Zwei sportliche Groß-Ereignisse stehen 2008 ins Haus: Olympia in Peking und Europameisterschaft in den Alpen. Ihr wisst, was das für einen T-Shirt-Presser heißt. Achtung: Markenrechtsverletzung. Schadenssummen erreichen gern fünfstellige Höhen, wenn man es mit Einrichtungen wie der FIFA/UEFA zu tun hat. Und abgemahnt wird gleich zweimal. Der Shop-Partner als „Störer” und Spreadshirt als „Mitstörer“. Diese Tatsache hat uns im Jahr 2006 mehrere zehntausend Dämpfer verpasst, und wir sind ernstlich daran interessiert, dass uns das nicht mehr passiert. Bitte lest im Folgenden ein paar Details zur rechtlichen Lage - oder informiert Euch hier auf einen Blick über bereits geschützte Marken.

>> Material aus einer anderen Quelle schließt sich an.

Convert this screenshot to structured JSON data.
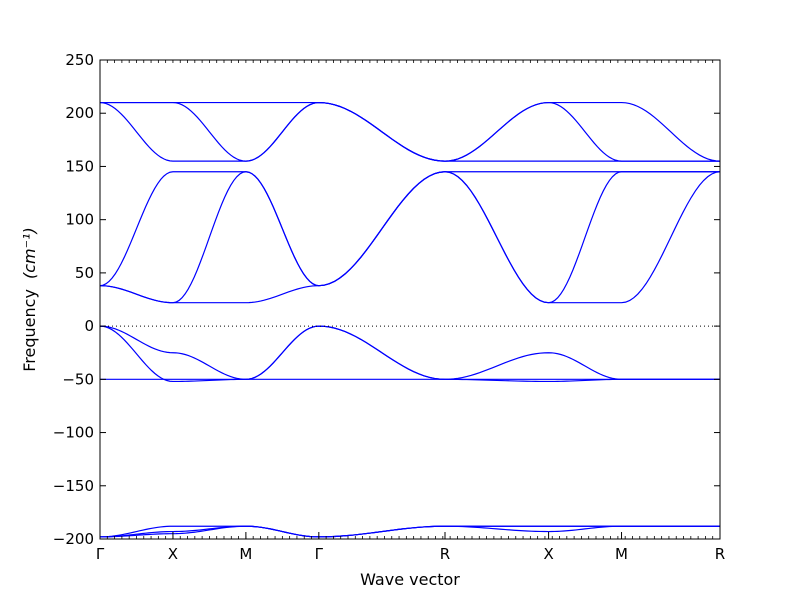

Unternehmen, Privatleute oder Vereine können sich gegen eine Gebühr beim Deutschen Patent und Markenamt in München Wortmarken, Bildmarken und Wort-Bildmarken als ihr geistiges Eigentum eintragen lassen. Die Idee ist, geschützte Verkehrsmarken zu schaffen, die es Konsumenten oder Nutzern erlauben, eine Ware oder Dienstleistung eindeutig zu identifizieren. Wenn jemand diese Marke verwendet, oder auch nur eine Verwechslunsgefahr zu einer bestehenden Marke in Wort, Bild oder Formationsturnen riskiert, macht er sich abmahnbar. Die Höhe der Abmahnung richtet sich dabei nach dem Streitwert. (Rechtsanwaltvergütungsgesetz) Zusätzlich können Schäden geltend gemacht werden, die sich wie folgt berechnen
- auf Basis des tatsächlichen Schadens, also dem Geld, das in unserem Falle der Shop-Partner mit dem fraglichen Motiv eingenommen hat
- auf Basis der Lizenzgebühren, die eigentlich fällig geworden wären, um das fragliche Motiv ordentlich vom Inhaber (UEFA etc) zu lizensieren
Wenn eine Markenrechtsverletzung seitens eines Spreadshirt Shopbetreibers vorliegt, kann der Geschädigte, wie oben angedeutet, gleich zweimal zur Kasse bitten. 1: den Shop-Partner als sogenannten „Störer”, 2. Spreadshirt als „Mit-Störer”. Theoretisch hat Spreadshirt zwar ein Rückgriffsrecht, das heißt, wir könnten die betroffenen Shop-Partner bitten, unsere Abmahnung freundlicherweise gleich mitzubezahlen. Machen wir aber nicht, wir setzen lieber auf rechtzeitige Aufklärung. Also nochmal: allein die Verwechslungsgefahr mit einer geschützten Wort-, Bild- oder Wortbildmarke (WBWBM) ist bereits ein Verstoß. Das heißt selbst satirisch-parodistische Abwandlungen à la „FUFA” oder „EM 2008 im Abmahnen- und Absahnen” sind absolut zu vermeiden!! Wie? War da nicht mal was mit Freiheit der Satire, von Kunst- und Meinungsfreiheit ganz zu schweigen? Richtig, aber nur für Medienunternehmen und Zeitungen. Und so traurig uns das auch stimmt: ein T-Shirt ist zwar ein Medium, aber eben keine Zeitung. Und Spreadshirt natürlich auch kein Unternehmen mit redaktionellem Hintergrund, das unter Verweis auf die Pressefreiheit ein “Recht auf Satire” geltend machen könnte. Obwohl so eine rechte T-Shirt-Druckerei oft genug ein wunderbares Sprachrohr für Kritik und Parodie abgibt, sieht uns der Gesetzgeber eher auf einer Stufe mit Gurtstraffer- und Gummistiefel-Fabrikanten. Wer differenziert, verliert, scheint hier die Devise…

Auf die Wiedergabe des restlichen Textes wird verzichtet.